The three states of being

Buddha talks about this, and researchers still use it to this day. Every moment we’re given sensations that are either of three categories; Pleasant, unpleasant, or neutral. It’s the unpleasant sensations that we’re focused on, because when these unpleasant sensations come in, a domino falls and evaluation starts. You start feeling annoyed and registering your dislike, and often what that does is amplify the original pain. We upregulate our threat response across a wide variety of physiological processes, from hormonal to neurological, where the body upregulates its threat response. What we know from decades of pain research is the greater you perceive the threat, the higher your pain is likely to be.

How can I reduce the unpleasantness of pain?

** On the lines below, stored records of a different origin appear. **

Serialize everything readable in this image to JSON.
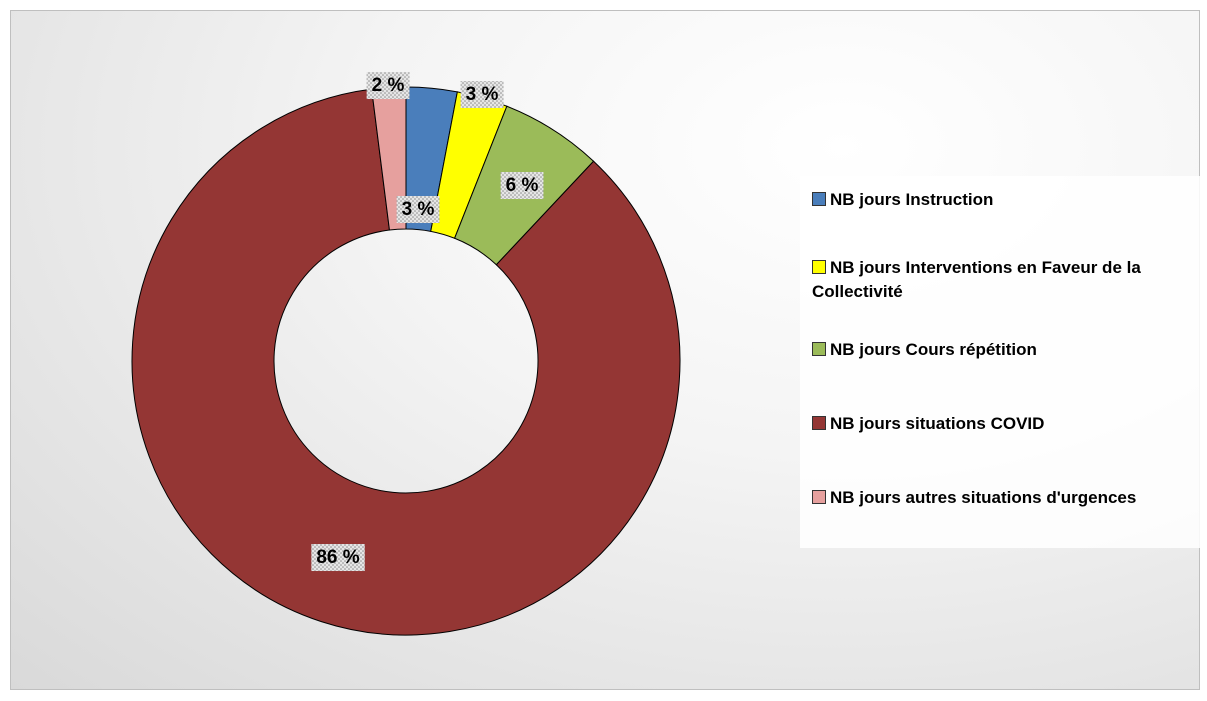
{
  "chart_data": {
    "type": "donut",
    "categories": [
      "NB jours Instruction",
      "NB jours Interventions en Faveur de la Collectivité",
      "NB jours Cours répétition",
      "NB jours situations COVID",
      "NB jours autres situations d'urgences"
    ],
    "values": [
      3,
      3,
      6,
      86,
      2
    ],
    "value_labels": [
      "3 %",
      "3 %",
      "6 %",
      "86 %",
      "2 %"
    ],
    "colors": [
      "#4a7ebb",
      "#ffff00",
      "#9bbb59",
      "#943634",
      "#e6a09e"
    ],
    "legend": "right"
  }
}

We know from studies on long-term meditators that compared to the average person who doesn’t meditate, when we put a hot poker on their wrist, the long-term meditators will report a less intense sensation than those who hadn’t been meditating at all. Now that’s great for those who have the time to dedicate to this practice, but what about the rest of us? Research suggests that just one 30 minute session, no more, no less, of meditation can have nearly the same effect on people. So when you’re working with people in a clinical context and they’re in pain, for example they come in with intense back pain, neck pain or shoulder pain, if you can get them to pause and slow down, and have them just pay attention to the sensation (i.e. turn down the guitar volume), then you can start to see a positive change in how they’re perceiving pain. Psychologists do this all the time to change behaviour. Just the mere act of stopping and feeling what’s going on can allow us to distinguish between what is originally there (the first arrow) and what we might be amplifying (the second arrow).  Now, mindfulness and meditation are two different things. And being mindful in everyday life can have great effects on pain. Whereas meditation is this isolated practice, mindfulness can be drawn out from like a concentrate out of a juice and given to people in whatever context they prefer.

How can I be more mindful?

Initially it takes a bit of practice to be more mindful, and there are a variety of ways to do it. You can be mindful in any context as long as you’re paying attention to the present moment in a non-judgemental, non-elaborative way. You may me mindful:
  • When you’re walking
  • While you’re working
  • When you’re watching TV
  • When you’re playing sports
  • When you’re talking with someone
Here’s an example… Jenny, 60 year old, likes walking her dog, so she pays attention to the sense of her body moving in space as a way of down-regulating her pain. It’s that simple.

How effective is mindfulness in treating pain?

Mindfulness has been proven to be more effective than opioids. Let that one sink it. We know that mindfulness can help reduce pain in just a 30 minute session, and we know that in the long-term this has positive impacts on people’s intensity of pain, and unpleasantness. Which, flows through to improving how much they participate in their life. They get to do more of the things they love doing and it connects them back to a sense of what’s important to them. Which is the whole point of physio.

Conclusion? Pain is a reality, but suffering is not.

When we feel a sensation, when we feel a pain, there’s a tendency for us to inflame it, to exaggerate it, and to make it worse. This is often an unconscious action and just a part of how our nervous system has evolved to protect us. But we have an opportunity that doesn’t require years of practice, and that takes just 30 minutes to slow down, pay attention, and learn how to separate the judgment on what we’re feeling in the moment, to just feel it. Because it’s inescapable. Unfortunately we think we can escape from these things, but the hard truth is that pain is a reality, but suffering perhaps is not.